Xiaoqin Hua v Braemar Presbyterian Care (C2014/8119)  FWCFB 396. JUSTICE ROSS, PRESIDENT, VICE PRESIDENT HATCHER, COMMISSIONER CARGILL.
The above matter was appealed. I have examined this FB decision in the context of what is needed to mount a successful appeal. In the case cited, this FB went against the applicant because the “public interest not enlivened”.
In this decision the FB considered the following:
Section 400(1) (of the FWA) provides that permission to appeal must not be granted from such a decision unless the Commission considers that it is in the public interest to do so.
Appeals on a question of fact may only be made on the ground that the decision involved a “significant error of fact”

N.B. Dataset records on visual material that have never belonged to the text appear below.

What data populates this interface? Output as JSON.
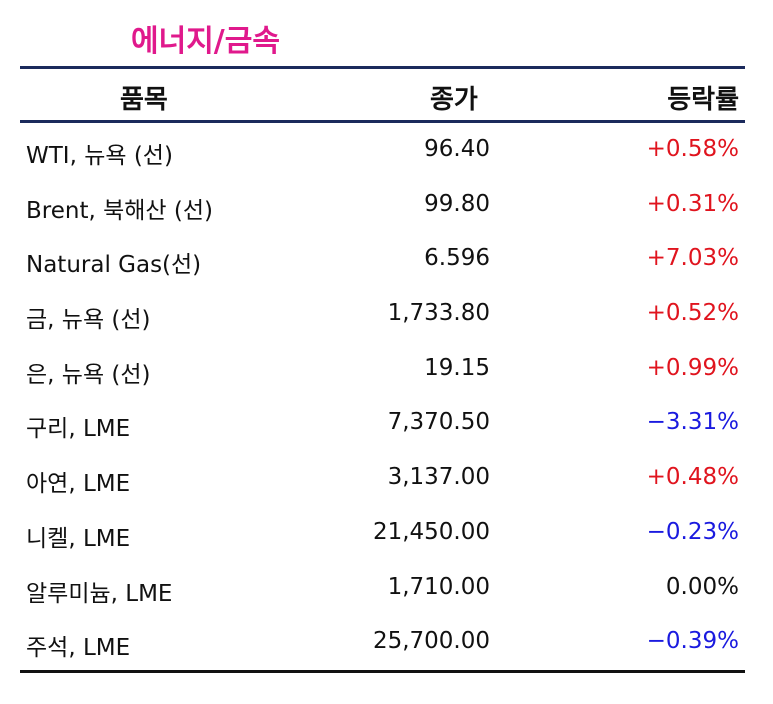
{
  "title": "에너지/금속",
  "header": {
    "item": "품목",
    "close": "종가",
    "change": "등락률"
  },
  "colors": {
    "title": "#e0198c",
    "up": "#e0141e",
    "down": "#1a1adf",
    "rule": "#1b2a5c"
  },
  "rows": [
    {
      "item": "WTI, 뉴욕 (선)",
      "close": "96.40",
      "change": "+0.58%",
      "dir": "up"
    },
    {
      "item": "Brent, 북해산 (선)",
      "close": "99.80",
      "change": "+0.31%",
      "dir": "up"
    },
    {
      "item": "Natural Gas(선)",
      "close": "6.596",
      "change": "+7.03%",
      "dir": "up"
    },
    {
      "item": "금, 뉴욕  (선)",
      "close": "1,733.80",
      "change": "+0.52%",
      "dir": "up"
    },
    {
      "item": "은, 뉴욕  (선)",
      "close": "19.15",
      "change": "+0.99%",
      "dir": "up"
    },
    {
      "item": "구리, LME",
      "close": "7,370.50",
      "change": "−3.31%",
      "dir": "down"
    },
    {
      "item": "아연, LME",
      "close": "3,137.00",
      "change": "+0.48%",
      "dir": "up"
    },
    {
      "item": "니켈, LME",
      "close": "21,450.00",
      "change": "−0.23%",
      "dir": "down"
    },
    {
      "item": "알루미늄, LME",
      "close": "1,710.00",
      "change": "0.00%",
      "dir": "flat"
    },
    {
      "item": "주석, LME",
      "close": "25,700.00",
      "change": "−0.39%",
      "dir": "down"
    }
  ]
}
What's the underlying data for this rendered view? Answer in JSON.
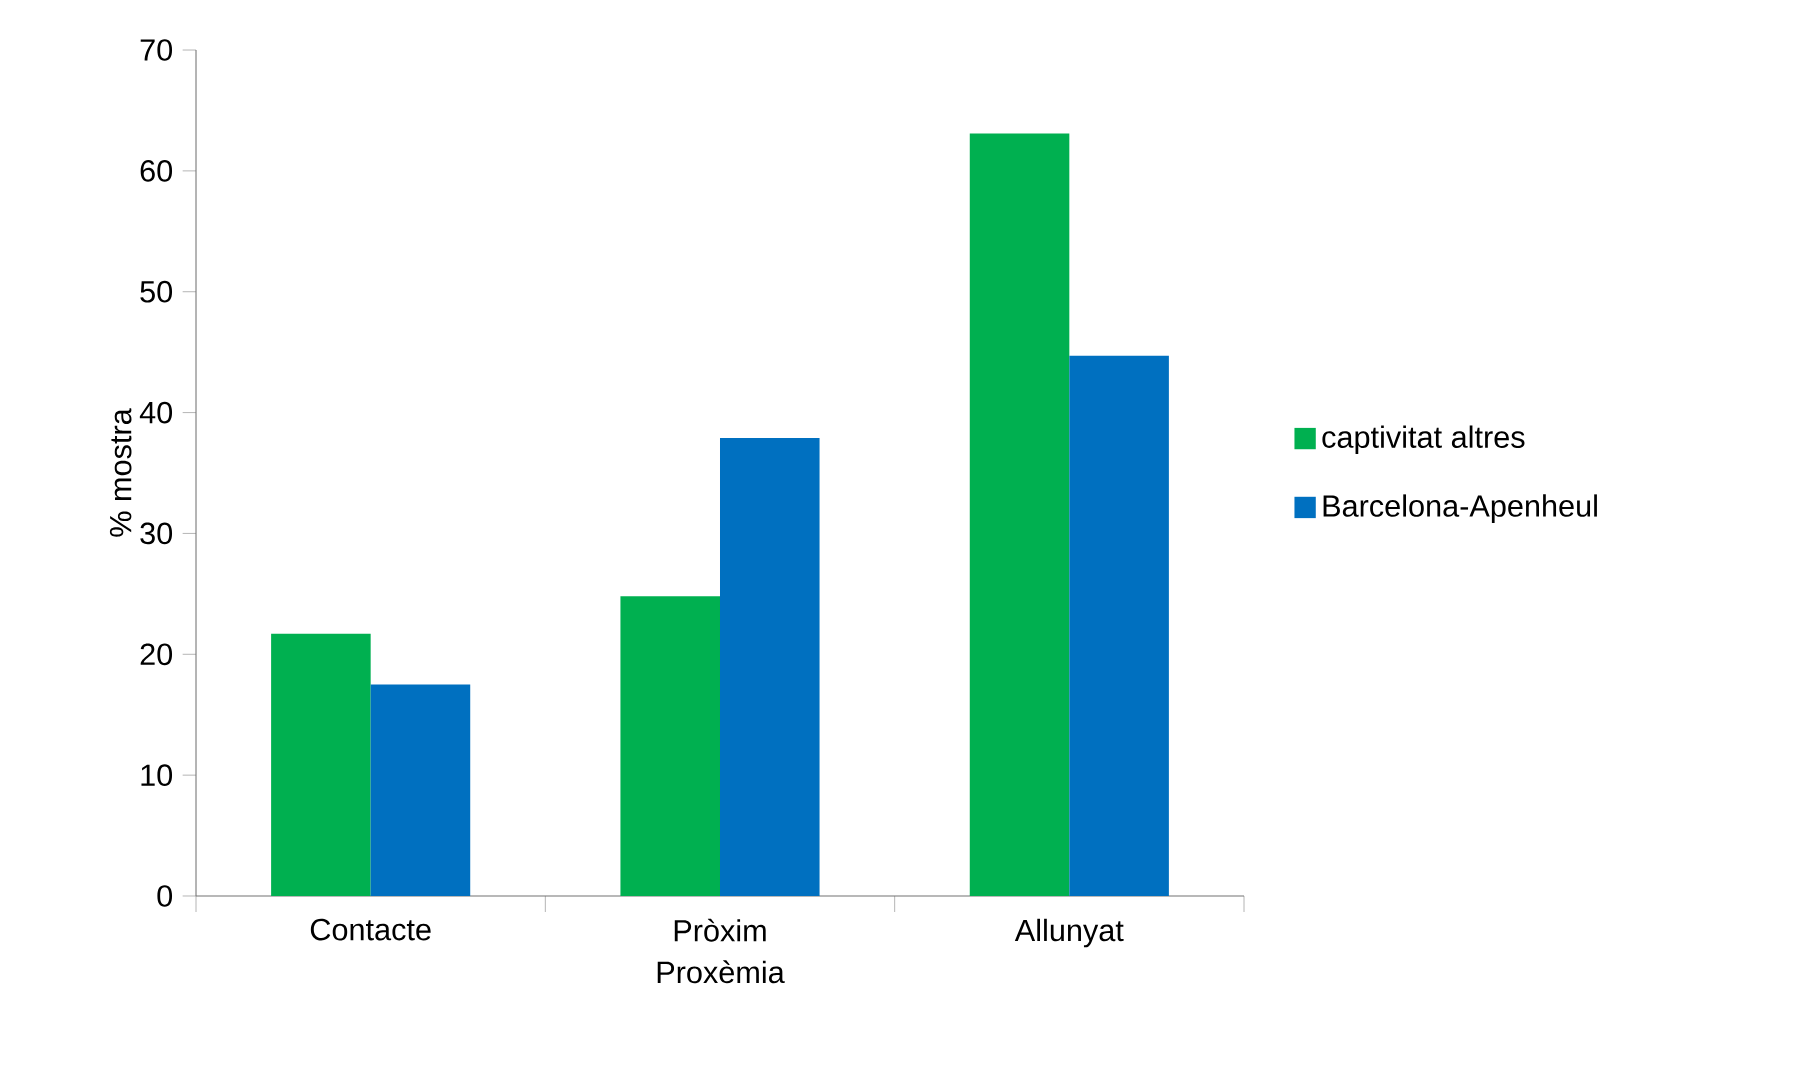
{
  "chart_data": {
    "type": "bar",
    "xlabel": "Proxèmia",
    "ylabel": "% mostra",
    "categories": [
      "Contacte",
      "Pròxim",
      "Allunyat"
    ],
    "series": [
      {
        "name": "captivitat altres",
        "color": "#00b050",
        "values": [
          21.7,
          24.8,
          63.1
        ]
      },
      {
        "name": "Barcelona-Apenheul",
        "color": "#0070c0",
        "values": [
          17.5,
          37.9,
          44.7
        ]
      }
    ],
    "ylim": [
      0,
      70
    ],
    "yticks": [
      0,
      10,
      20,
      30,
      40,
      50,
      60,
      70
    ],
    "grid": false,
    "legend": "right"
  }
}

The task of assessing whether the public interest test is met is a discretionary one involving a broad value judgment. In GlaxoSmithKline Australia Pty Ltd v Makin a Full Bench of the Commission identified some of the considerations that may attract the public interest:
“… the public interest might be attracted where a matter raises issues of importance and general application, or where there is a diversity of decisions at first instance so that guidance from an appellate court is required, or where the decision at first instance manifests an injustice, or the result is counter intuitive, or that the legal principles applied appear disharmonious when compared with other recent decisions dealing with similar matters.”
It will rarely be appropriate to grant permission to appeal unless an arguable case of appealable error is demonstrated. This is so because an appeal cannot succeed in the absence of appealable error.
However, the fact that the Member at first instance made an error is not necessarily a sufficient basis for the grant of permission to appeal.